The latest vaccine, known as AZD1222, is a collaboration between the pharmaceutical giant AstraZeneca and Oxford University, both based in the United Kingdom. It is made from a weakened version of an adenovirus (which causes the common cold) derived from chimpanzees and modified so it cannot replicate in humans. Little said the approach is similar to the strategy used safely in previous human vaccine trials for prevention of Middle East Respiratory Syndrome, a coronavirus closely related to COVID-19.
The virus contains the full-length structural surface glycoprotein of SARS-CoV-2 that gives the novel coronavirus its characteristic spikes. These spikes are used by the virus to fuse with host cell membranes. When the adenovirus binds to host cells, the SARS-CoV-2 genetic material it contains prompts an immune response and ideally, the development of neutralizing antibodies.
Neutralizing antibodies are part of the body's adaptive immune system. By interfering with how pathogens, such as viruses, bacteria and microbial toxins, interact with host cells, the antibodies can render pathogens non-infectious.
In data published in The Lancet, researchers found that the vaccine was generally well tolerated in Phase I/II trials, with the most common adverse effects being temporary pain, fever, muscle ache, headache, chills, fatigue or malaise. These effects were less frequent after the second dose and less frequent in trial participants who were pre-treated with Tylenol.
Preliminary findings found that study participants receiving two vaccines 28 days apart developed fewer vaccine side effects (than those receiving one vaccine) and all developed SARS-CoV-2-specific neutralizing antibody responses. Additionally, AZD1222 vaccines have generated production of immune cells called T cells, which are important for long-lived immunity.
The Phase III AZD1222 trial will be randomized, double-blind and placebo-controlled -; the gold standard for clinical trials. Up to 30,000 participants will be recruited, spread across 81 sites. Two-thirds of the participants will receive the test vaccine, given as two injections with the second shot 28 days after the first. The other third will receive two injections of a saline placebo on the same timetable.
Qualifying participants must be 18 or older and be in reasonably good health. They must be at increased risk of SARS-CoV-2 infection due to where they live (higher community spread of the virus) or personal circumstances, such as working in essential jobs like first responders, health care, maintenance, construction, grocery stores or assisted living facilities.

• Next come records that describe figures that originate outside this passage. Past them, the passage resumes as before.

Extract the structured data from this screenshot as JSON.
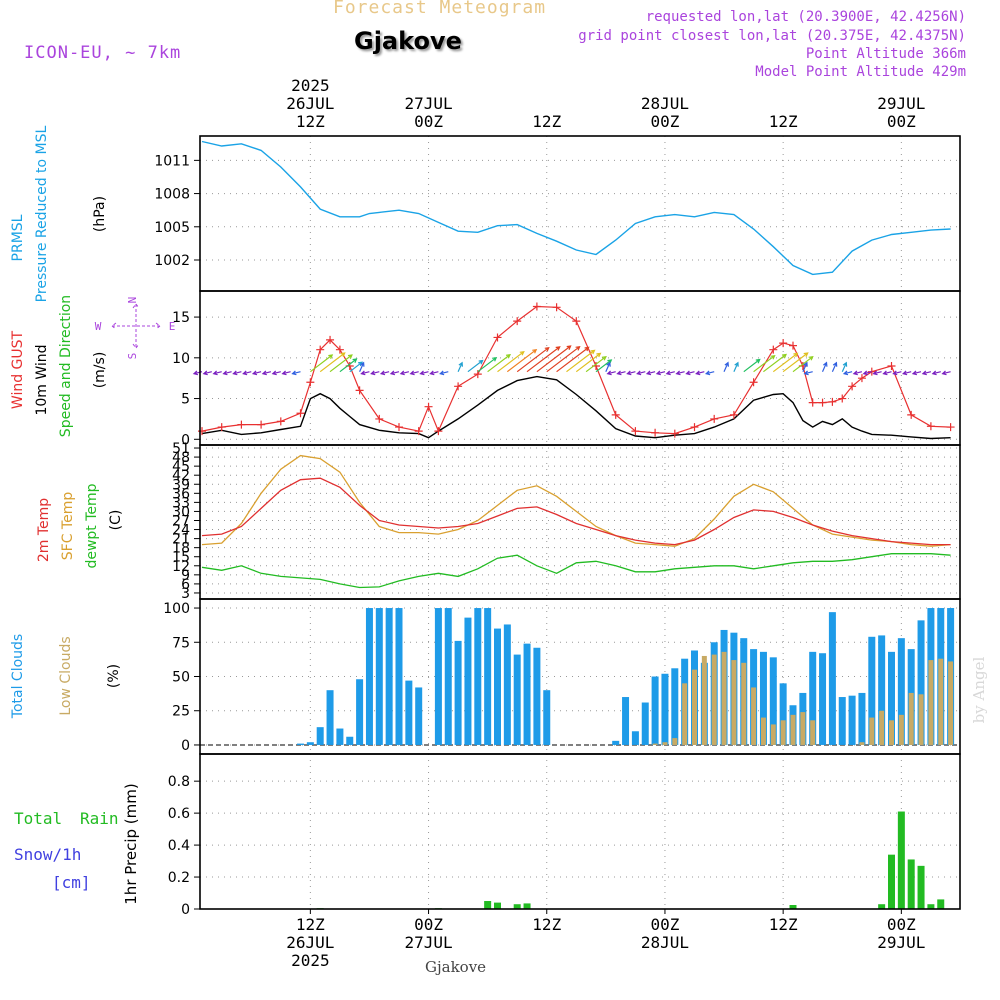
{
  "header": {
    "supertitle": "Forecast Meteogram",
    "station": "Gjakove",
    "model": "ICON-EU, ~ 7km",
    "requested": "requested lon,lat (20.3900E, 42.4256N)",
    "gridpoint": "grid point closest lon,lat (20.375E, 42.4375N)",
    "point_alt": "Point Altitude 366m",
    "model_alt": "Model Point Altitude 429m",
    "footer_station": "Gjakove",
    "credit": "by Angel"
  },
  "time_axis": {
    "ticks": [
      {
        "hour": 12,
        "label": "12Z",
        "date": "26JUL",
        "year": "2025"
      },
      {
        "hour": 24,
        "label": "00Z",
        "date": "27JUL"
      },
      {
        "hour": 36,
        "label": "12Z"
      },
      {
        "hour": 48,
        "label": "00Z",
        "date": "28JUL"
      },
      {
        "hour": 60,
        "label": "12Z"
      },
      {
        "hour": 72,
        "label": "00Z",
        "date": "29JUL"
      }
    ],
    "start_hour": 1,
    "end_hour": 77
  },
  "colors": {
    "pressure": "#1aa3e6",
    "gust": "#e83030",
    "wind": "#000000",
    "wind_dir_label": "#22bb22",
    "temp2m": "#e03030",
    "sfc": "#d9a030",
    "dew": "#22bb22",
    "total_clouds": "#1e9be8",
    "low_clouds": "#c8aa64",
    "rain": "#22bb22",
    "snow": "#4040e0",
    "compass": "#aa44dd",
    "header_purple": "#aa44dd",
    "supertitle": "#e8c88a"
  },
  "chart_data": [
    {
      "type": "line",
      "panel": "pressure",
      "labels": [
        "PRMSL",
        "Pressure Reduced to MSL",
        "(hPa)"
      ],
      "yticks": [
        1002,
        1005,
        1008,
        1011
      ],
      "ylim": [
        999.2,
        1013.2
      ],
      "x": [
        1,
        3,
        5,
        7,
        9,
        11,
        13,
        15,
        17,
        18,
        19,
        21,
        23,
        25,
        27,
        29,
        31,
        33,
        35,
        37,
        39,
        41,
        43,
        45,
        47,
        49,
        51,
        53,
        55,
        57,
        59,
        61,
        63,
        65,
        67,
        69,
        71,
        73,
        75,
        77
      ],
      "series": [
        {
          "name": "PRMSL",
          "values": [
            1012.7,
            1012.3,
            1012.5,
            1011.9,
            1010.4,
            1008.6,
            1006.6,
            1005.9,
            1005.9,
            1006.2,
            1006.3,
            1006.5,
            1006.2,
            1005.4,
            1004.6,
            1004.5,
            1005.1,
            1005.2,
            1004.4,
            1003.7,
            1002.9,
            1002.5,
            1003.8,
            1005.3,
            1005.9,
            1006.1,
            1005.9,
            1006.3,
            1006.1,
            1004.8,
            1003.2,
            1001.5,
            1000.7,
            1000.9,
            1002.8,
            1003.8,
            1004.3,
            1004.5,
            1004.7,
            1004.8
          ]
        }
      ]
    },
    {
      "type": "line",
      "panel": "wind",
      "labels": [
        "Wind GUST",
        "10m Wind",
        "Speed and Direction",
        "(m/s)"
      ],
      "yticks": [
        0,
        5,
        10,
        15
      ],
      "ylim": [
        -0.7,
        18.2
      ],
      "wind_barb_level": 8.3,
      "compass": {
        "N": "N",
        "S": "S",
        "E": "E",
        "W": "W"
      },
      "x": [
        1,
        3,
        5,
        7,
        9,
        11,
        12,
        13,
        14,
        15,
        16,
        17,
        19,
        21,
        23,
        24,
        25,
        27,
        29,
        31,
        33,
        35,
        37,
        39,
        41,
        43,
        45,
        47,
        49,
        51,
        53,
        55,
        57,
        59,
        60,
        61,
        62,
        63,
        64,
        65,
        66,
        67,
        68,
        69,
        71,
        73,
        75,
        77
      ],
      "series": [
        {
          "name": "Wind GUST",
          "values": [
            1.0,
            1.5,
            1.8,
            1.8,
            2.2,
            3.2,
            7.0,
            11.0,
            12.2,
            11.0,
            9.0,
            6.0,
            2.5,
            1.5,
            1.0,
            4.0,
            1.0,
            6.5,
            8.0,
            12.5,
            14.5,
            16.3,
            16.2,
            14.5,
            9.0,
            3.0,
            1.0,
            0.8,
            0.7,
            1.5,
            2.5,
            3.0,
            7.0,
            11.0,
            11.8,
            11.5,
            9.0,
            4.5,
            4.5,
            4.6,
            5.0,
            6.5,
            7.5,
            8.3,
            9.0,
            3.0,
            1.6,
            1.5
          ]
        },
        {
          "name": "10m Wind",
          "values": [
            0.7,
            1.1,
            0.6,
            0.8,
            1.2,
            1.6,
            5.0,
            5.6,
            5.0,
            3.8,
            2.8,
            1.8,
            1.1,
            0.8,
            0.7,
            0.2,
            1.0,
            2.5,
            4.2,
            6.0,
            7.2,
            7.7,
            7.3,
            5.5,
            3.5,
            1.3,
            0.4,
            0.2,
            0.5,
            0.7,
            1.5,
            2.5,
            4.8,
            5.5,
            5.6,
            4.5,
            2.3,
            1.5,
            2.2,
            1.8,
            2.5,
            1.5,
            1.0,
            0.6,
            0.5,
            0.3,
            0.1,
            0.2
          ]
        }
      ]
    },
    {
      "type": "line",
      "panel": "temperature",
      "labels": [
        "2m Temp",
        "SFC Temp",
        "dewpt Temp",
        "(C)"
      ],
      "yticks": [
        3,
        6,
        9,
        12,
        15,
        18,
        21,
        24,
        27,
        30,
        33,
        36,
        39,
        42,
        45,
        48,
        51
      ],
      "ylim": [
        1,
        52
      ],
      "x": [
        1,
        3,
        5,
        7,
        9,
        11,
        13,
        15,
        17,
        19,
        21,
        23,
        25,
        27,
        29,
        31,
        33,
        35,
        37,
        39,
        41,
        43,
        45,
        47,
        49,
        51,
        53,
        55,
        57,
        59,
        61,
        63,
        65,
        67,
        69,
        71,
        73,
        75,
        77
      ],
      "series": [
        {
          "name": "2m Temp",
          "values": [
            22.0,
            22.5,
            25.0,
            31.0,
            37.0,
            40.5,
            41.0,
            38.0,
            32.0,
            27.0,
            25.5,
            25.0,
            24.5,
            25.0,
            26.0,
            28.5,
            31.0,
            31.5,
            29.0,
            26.0,
            24.0,
            22.0,
            20.5,
            19.5,
            19.0,
            20.5,
            24.0,
            28.0,
            30.5,
            30.0,
            28.0,
            25.5,
            23.5,
            22.0,
            21.0,
            20.0,
            19.5,
            19.0,
            19.0
          ]
        },
        {
          "name": "SFC Temp",
          "values": [
            19.0,
            19.5,
            26.0,
            36.0,
            44.0,
            48.5,
            47.5,
            43.0,
            33.0,
            25.0,
            23.0,
            23.0,
            22.5,
            24.0,
            27.0,
            32.0,
            37.0,
            38.5,
            35.0,
            30.0,
            25.0,
            22.0,
            19.5,
            19.0,
            18.5,
            21.0,
            27.5,
            35.0,
            39.0,
            36.5,
            31.0,
            25.5,
            22.5,
            21.5,
            20.5,
            20.0,
            19.0,
            18.5,
            19.0
          ]
        },
        {
          "name": "dewpt Temp",
          "values": [
            11.5,
            10.5,
            12.0,
            9.5,
            8.5,
            8.0,
            7.5,
            6.0,
            4.8,
            5.0,
            7.0,
            8.5,
            9.5,
            8.5,
            11.0,
            14.5,
            15.5,
            12.0,
            9.5,
            13.0,
            13.5,
            12.0,
            10.0,
            10.0,
            11.0,
            11.5,
            12.0,
            12.0,
            11.0,
            12.0,
            13.0,
            13.5,
            13.5,
            14.0,
            15.0,
            16.0,
            16.0,
            16.0,
            15.5
          ]
        }
      ]
    },
    {
      "type": "bar",
      "panel": "clouds",
      "labels": [
        "Total Clouds",
        "Low Clouds",
        "(%)"
      ],
      "yticks": [
        0,
        25,
        50,
        75,
        100
      ],
      "ylim": [
        -6.6,
        106.6
      ],
      "x": [
        1,
        2,
        3,
        4,
        5,
        6,
        7,
        8,
        9,
        10,
        11,
        12,
        13,
        14,
        15,
        16,
        17,
        18,
        19,
        20,
        21,
        22,
        23,
        24,
        25,
        26,
        27,
        28,
        29,
        30,
        31,
        32,
        33,
        34,
        35,
        36,
        37,
        38,
        39,
        40,
        41,
        42,
        43,
        44,
        45,
        46,
        47,
        48,
        49,
        50,
        51,
        52,
        53,
        54,
        55,
        56,
        57,
        58,
        59,
        60,
        61,
        62,
        63,
        64,
        65,
        66,
        67,
        68,
        69,
        70,
        71,
        72,
        73,
        74,
        75,
        76,
        77
      ],
      "series": [
        {
          "name": "Total Clouds",
          "values": [
            0,
            0,
            0,
            0,
            0,
            0,
            0,
            0,
            0,
            0,
            1,
            2,
            13,
            40,
            12,
            6,
            48,
            100,
            100,
            100,
            100,
            47,
            42,
            0,
            100,
            100,
            76,
            93,
            100,
            100,
            85,
            88,
            66,
            74,
            71,
            40,
            0,
            0,
            0,
            0,
            0,
            0,
            3,
            35,
            10,
            31,
            50,
            52,
            56,
            63,
            69,
            60,
            75,
            84,
            82,
            78,
            70,
            68,
            64,
            45,
            29,
            38,
            68,
            67,
            97,
            35,
            36,
            38,
            79,
            80,
            68,
            78,
            70,
            91,
            100,
            100,
            100
          ]
        },
        {
          "name": "Low Clouds",
          "values": [
            0,
            0,
            0,
            0,
            0,
            0,
            0,
            0,
            0,
            0,
            0,
            0,
            0,
            0,
            0,
            0,
            0,
            0,
            0,
            0,
            0,
            0,
            0,
            0,
            0,
            0,
            0,
            0,
            0,
            0,
            0,
            0,
            0,
            0,
            0,
            0,
            0,
            0,
            0,
            0,
            0,
            0,
            0,
            0,
            0,
            0,
            1,
            2,
            5,
            45,
            55,
            65,
            66,
            68,
            62,
            60,
            42,
            20,
            15,
            18,
            22,
            24,
            18,
            0,
            0,
            0,
            0,
            2,
            20,
            25,
            18,
            22,
            38,
            37,
            62,
            63,
            61
          ]
        }
      ]
    },
    {
      "type": "bar",
      "panel": "precip",
      "labels": [
        "Total",
        "Rain",
        "Snow/1h",
        "[cm]",
        "1hr Precip (mm)"
      ],
      "yticks": [
        0,
        0.2,
        0.4,
        0.6,
        0.8
      ],
      "ylim": [
        0,
        0.97
      ],
      "x": [
        13,
        25,
        30,
        31,
        33,
        34,
        61,
        70,
        71,
        72,
        73,
        74,
        75,
        76,
        77
      ],
      "series": [
        {
          "name": "Total Rain",
          "values": [
            0.005,
            0.005,
            0.05,
            0.04,
            0.03,
            0.035,
            0.025,
            0.03,
            0.34,
            0.61,
            0.31,
            0.27,
            0.03,
            0.06,
            0.0
          ]
        },
        {
          "name": "Snow/1h",
          "values": [
            0,
            0,
            0,
            0,
            0,
            0,
            0,
            0,
            0,
            0,
            0,
            0,
            0,
            0,
            0
          ]
        }
      ]
    }
  ]
}
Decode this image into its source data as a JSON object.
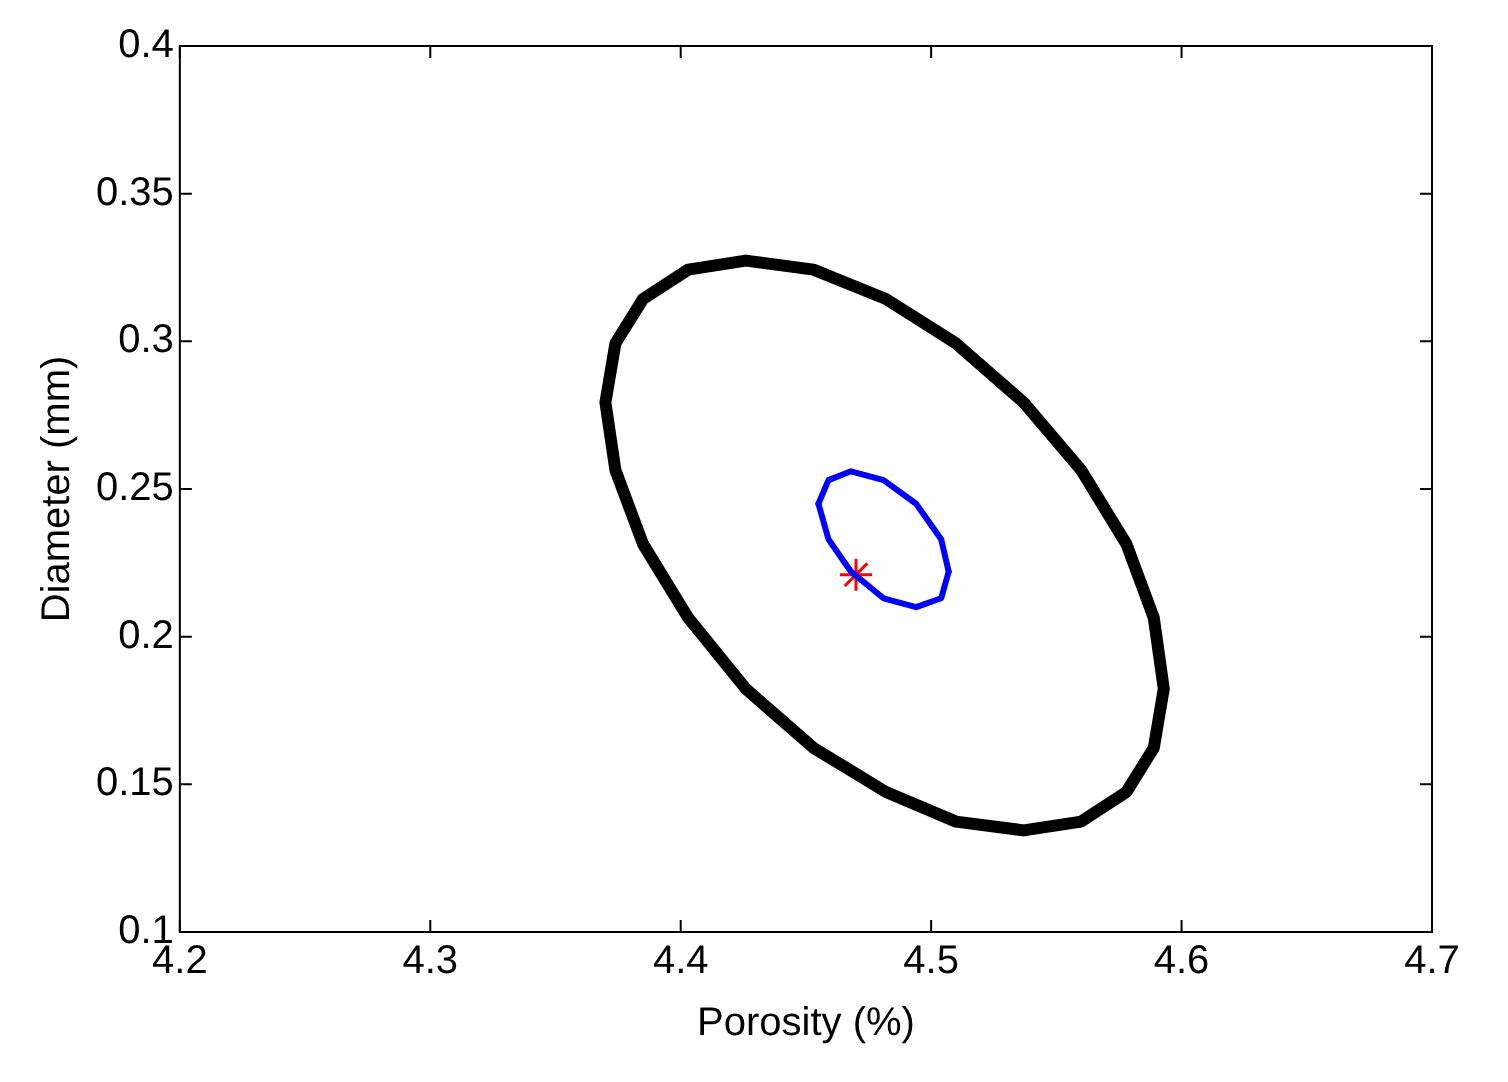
{
  "chart_data": {
    "type": "line",
    "xlabel": "Porosity (%)",
    "ylabel": "Diameter (mm)",
    "xlim": [
      4.2,
      4.7
    ],
    "xticks": [
      4.2,
      4.3,
      4.4,
      4.5,
      4.6,
      4.7
    ],
    "ylim": [
      0.1,
      0.4
    ],
    "yticks": [
      0.1,
      0.15,
      0.2,
      0.25,
      0.3,
      0.35,
      0.4
    ],
    "grid": false,
    "legend": false,
    "series": [
      {
        "color": "#0000ff",
        "x": [
          4.455,
          4.459,
          4.468,
          4.481,
          4.494,
          4.504,
          4.507
        ],
        "values": [
          0.245,
          0.253,
          0.256,
          0.253,
          0.245,
          0.233,
          0.222
        ]
      },
      {
        "color": "#0000ff",
        "x": [
          4.455,
          4.459,
          4.468,
          4.481,
          4.494,
          4.504,
          4.507
        ],
        "values": [
          0.245,
          0.233,
          0.222,
          0.213,
          0.21,
          0.213,
          0.222
        ]
      },
      {
        "type": "scatter",
        "color": "#ff0000",
        "marker": "cross",
        "x": [
          4.47
        ],
        "values": [
          0.221
        ]
      }
    ]
  }
}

The study is scheduled to last for two years, with seven scheduled study visits to monitor participants' health and well-being. Participants will be asked to monitor for symptoms of COVID-19, such as fever, shortness of breath, cough, headache and loss of sense of taste. Participants are asked to contact study coordinators immediately if they develop symptom(s) suggestive of COVID-19 that persist for a day or more -; at which time they will be tested for SARS-CoV-2. Participants who develop COVID-19 while on study will wear an armband device that measures temperature, blood oxygen saturation, respiratory rate and heart rate to assess their well-being for up to 28 days. They will provide blood and nasal samples during the scheduled study visits.
Folegatti, P.M., et al. (2020) Safety and immunogenicity of the ChAdOx1 nCoV-19 vaccine against SARS-CoV-2: a preliminary report of a phase 1/2, single-blind, randomised controlled trial. The Lancet. doi.org/10.1016/S0140-6736(20)31604-4.